Best Practices for incoming and outgoing DTOs


I'm facing an API design issue. Consider the following flow:

flow

As you can see, I have 2 classes to represent my model (SomethingDTO and SomethingResponse) and 2 classes to represent the 3rd party model (3rdPartyRequest and 3rdPartyResponse). I'm using a mapper to provide translation from the 3rdPArty model classes to my model classes.

The problem is: all these 4 classes have exactly the same attributes.

Should I repeat these attributes through all these classes? Should I have only one DTO class for the whole flow?

What is the best practice (or pattern) to solve this?

Thanks


Solution

  • As I previously answered, using DTOs helps to decouple the persistence models from the API models. So you seem to be doing the right thing.

    The problem is: all these 4 classes have exactly the same attributes.

    It's always a good idea to decouple the models of your API from the models of a third party API. If the third party API changes their contract, you won't break your clients.

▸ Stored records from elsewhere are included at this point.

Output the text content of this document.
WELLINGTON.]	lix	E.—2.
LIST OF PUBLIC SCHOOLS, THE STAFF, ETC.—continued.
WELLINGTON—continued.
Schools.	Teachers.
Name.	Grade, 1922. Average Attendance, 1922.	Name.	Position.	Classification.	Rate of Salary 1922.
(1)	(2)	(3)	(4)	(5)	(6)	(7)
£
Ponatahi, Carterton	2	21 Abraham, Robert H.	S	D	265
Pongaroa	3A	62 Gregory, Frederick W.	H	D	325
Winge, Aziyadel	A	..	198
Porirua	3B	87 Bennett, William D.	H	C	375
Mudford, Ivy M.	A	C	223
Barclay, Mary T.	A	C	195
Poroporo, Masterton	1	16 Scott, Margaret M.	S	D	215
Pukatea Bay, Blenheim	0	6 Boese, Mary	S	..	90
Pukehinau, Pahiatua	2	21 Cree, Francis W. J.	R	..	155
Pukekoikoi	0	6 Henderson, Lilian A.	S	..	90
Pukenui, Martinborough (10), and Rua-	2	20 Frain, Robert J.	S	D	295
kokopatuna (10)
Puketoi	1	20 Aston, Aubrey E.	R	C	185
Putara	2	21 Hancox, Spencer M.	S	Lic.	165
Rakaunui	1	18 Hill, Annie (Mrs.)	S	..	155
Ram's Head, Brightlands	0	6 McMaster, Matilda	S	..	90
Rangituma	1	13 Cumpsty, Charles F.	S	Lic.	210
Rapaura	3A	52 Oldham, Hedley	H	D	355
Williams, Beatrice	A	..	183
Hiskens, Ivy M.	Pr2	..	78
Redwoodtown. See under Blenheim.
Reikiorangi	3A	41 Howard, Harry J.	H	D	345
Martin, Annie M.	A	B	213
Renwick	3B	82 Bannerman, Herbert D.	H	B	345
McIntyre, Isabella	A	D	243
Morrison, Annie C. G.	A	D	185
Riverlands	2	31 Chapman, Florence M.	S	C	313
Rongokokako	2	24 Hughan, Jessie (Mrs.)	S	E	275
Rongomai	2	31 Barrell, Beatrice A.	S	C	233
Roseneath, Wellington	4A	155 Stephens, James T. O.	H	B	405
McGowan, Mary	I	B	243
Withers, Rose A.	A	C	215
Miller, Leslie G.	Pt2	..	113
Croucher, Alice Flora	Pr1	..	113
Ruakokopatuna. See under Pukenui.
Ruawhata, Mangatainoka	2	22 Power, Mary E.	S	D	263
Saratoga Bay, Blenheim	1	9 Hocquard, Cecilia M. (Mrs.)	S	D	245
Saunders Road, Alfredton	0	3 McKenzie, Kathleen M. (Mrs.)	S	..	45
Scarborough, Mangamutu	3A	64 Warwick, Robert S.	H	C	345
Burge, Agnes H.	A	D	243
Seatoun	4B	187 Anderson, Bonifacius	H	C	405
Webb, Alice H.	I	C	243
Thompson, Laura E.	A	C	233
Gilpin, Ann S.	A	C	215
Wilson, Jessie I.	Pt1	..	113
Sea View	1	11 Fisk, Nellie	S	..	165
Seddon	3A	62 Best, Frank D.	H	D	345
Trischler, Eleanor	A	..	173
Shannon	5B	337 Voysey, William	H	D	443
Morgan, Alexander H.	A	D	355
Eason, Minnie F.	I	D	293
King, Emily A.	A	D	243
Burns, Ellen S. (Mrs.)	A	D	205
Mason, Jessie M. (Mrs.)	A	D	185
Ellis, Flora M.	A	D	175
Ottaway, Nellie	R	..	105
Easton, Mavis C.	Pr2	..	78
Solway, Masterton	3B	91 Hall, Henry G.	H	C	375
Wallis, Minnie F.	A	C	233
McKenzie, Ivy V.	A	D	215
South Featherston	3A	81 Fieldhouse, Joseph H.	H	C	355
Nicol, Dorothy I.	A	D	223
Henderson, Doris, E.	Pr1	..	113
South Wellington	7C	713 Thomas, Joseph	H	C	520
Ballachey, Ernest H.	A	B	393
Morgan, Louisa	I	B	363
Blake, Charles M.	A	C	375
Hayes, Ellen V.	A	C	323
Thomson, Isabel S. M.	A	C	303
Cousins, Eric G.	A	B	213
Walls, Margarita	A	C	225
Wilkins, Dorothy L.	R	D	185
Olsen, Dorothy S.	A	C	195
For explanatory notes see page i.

So use different models for each API.

    And stick to mapping frameworks, such as MapStruct, to reduce the boilerplate code. You also may want to consider Lombok to generate getters, setters, equals(), hashcode() and toString() methods for you.

    Should I repeat these attributes through all these classes? Should I have only one DTO class for the whole flow?

    If both request and response models contain the same set of fields, then you could start with a single class for representing both request and response payloads of each API. When the fields start to differ (request payload different from the response payload), then you create new models for representing each payload.

    In the long run, using distinct models for the request and response will give you flexibility, ensuring you'll expose and receive only the attributes you want to.